Q: What was the defining moment/issue for you in 2015 – personally?
My second child finished primary school, marking the end of an era.
Q: What was the most encouraging development for health this past year?
In April, the Health Minister Sussan Ley acknowledged the 166,000 children who were behind on immunisations but not part of the 39,000 group whose parents were vaccine objectors. The objector parents had generated so much public outrage but the other group were larger mostly faced logistical or health services barriers. Our health minister was recognising them and announced a package of measures to support them.
Then in May the budget quietly added the most important reform in years – expanding the Australia Childhood Immunisation Register through to adulthood. Those of us in the immunisation field cheered, having called for this reform for 15 years.

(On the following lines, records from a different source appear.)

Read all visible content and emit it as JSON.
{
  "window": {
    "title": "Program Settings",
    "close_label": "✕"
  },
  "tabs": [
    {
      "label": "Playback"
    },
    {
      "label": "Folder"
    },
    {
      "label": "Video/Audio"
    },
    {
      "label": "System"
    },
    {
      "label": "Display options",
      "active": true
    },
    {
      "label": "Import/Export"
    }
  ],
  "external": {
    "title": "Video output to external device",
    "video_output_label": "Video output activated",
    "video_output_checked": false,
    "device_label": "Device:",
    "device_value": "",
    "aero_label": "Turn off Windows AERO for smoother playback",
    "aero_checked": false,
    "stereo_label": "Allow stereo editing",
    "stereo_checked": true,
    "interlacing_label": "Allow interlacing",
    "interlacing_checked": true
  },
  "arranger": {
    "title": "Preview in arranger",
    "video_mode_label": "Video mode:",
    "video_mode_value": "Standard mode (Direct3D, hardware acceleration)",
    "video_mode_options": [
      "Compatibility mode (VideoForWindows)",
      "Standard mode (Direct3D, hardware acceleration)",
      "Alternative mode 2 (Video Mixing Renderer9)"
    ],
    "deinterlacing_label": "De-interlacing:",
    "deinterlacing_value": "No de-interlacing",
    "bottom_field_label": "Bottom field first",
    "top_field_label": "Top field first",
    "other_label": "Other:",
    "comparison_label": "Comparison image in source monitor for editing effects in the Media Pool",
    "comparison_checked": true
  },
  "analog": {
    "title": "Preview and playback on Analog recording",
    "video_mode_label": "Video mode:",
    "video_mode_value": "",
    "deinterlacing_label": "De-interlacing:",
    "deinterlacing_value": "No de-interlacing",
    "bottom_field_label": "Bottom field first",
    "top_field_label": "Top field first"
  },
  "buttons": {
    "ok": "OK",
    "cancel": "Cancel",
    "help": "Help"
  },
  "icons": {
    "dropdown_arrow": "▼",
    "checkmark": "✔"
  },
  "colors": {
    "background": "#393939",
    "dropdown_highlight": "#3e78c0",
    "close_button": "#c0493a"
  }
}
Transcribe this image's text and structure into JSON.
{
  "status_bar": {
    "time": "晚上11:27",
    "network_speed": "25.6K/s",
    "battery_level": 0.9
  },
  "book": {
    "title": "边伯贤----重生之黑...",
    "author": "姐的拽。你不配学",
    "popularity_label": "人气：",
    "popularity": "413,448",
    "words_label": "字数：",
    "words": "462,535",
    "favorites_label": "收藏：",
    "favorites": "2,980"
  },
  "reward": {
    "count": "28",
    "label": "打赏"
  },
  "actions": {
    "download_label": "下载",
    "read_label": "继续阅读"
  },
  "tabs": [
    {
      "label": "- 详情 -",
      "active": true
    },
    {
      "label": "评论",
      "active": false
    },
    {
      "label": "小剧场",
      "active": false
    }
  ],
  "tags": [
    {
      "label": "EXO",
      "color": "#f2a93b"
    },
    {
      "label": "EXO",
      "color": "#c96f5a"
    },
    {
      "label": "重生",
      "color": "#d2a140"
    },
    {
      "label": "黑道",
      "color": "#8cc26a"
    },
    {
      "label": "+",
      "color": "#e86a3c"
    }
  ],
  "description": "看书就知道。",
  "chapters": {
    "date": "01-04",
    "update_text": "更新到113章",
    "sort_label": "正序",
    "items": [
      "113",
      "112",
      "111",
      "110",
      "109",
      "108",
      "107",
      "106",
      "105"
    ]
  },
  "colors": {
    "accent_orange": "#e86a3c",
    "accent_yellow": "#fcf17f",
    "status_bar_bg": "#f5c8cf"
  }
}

Q: What was the most disheartening development for health this past year?
The escalation of the vaccination wars – we need more constructive solutions to the problem of vaccine refusal and to build trust, not erode it further. For that there needs to be better understanding and evidence.
Q: What was the most useful article you read this year?
The best blog I read this year was “I thought all anti-vaxxers were idiots. Then I married one.” The writer was supportive of vaccination but better understood the issues.
Q: What is the best book you read this year?
Hack Attack, by Nick Davies – the disturbing story of how Murdoch’s UK newspaper, News of the World bullied, spied on people, and covered it up.
Q: The best film you saw this year?
Inside Out. A funny, entertaining, and fairly accurate explanation of the development of complex emotions in children.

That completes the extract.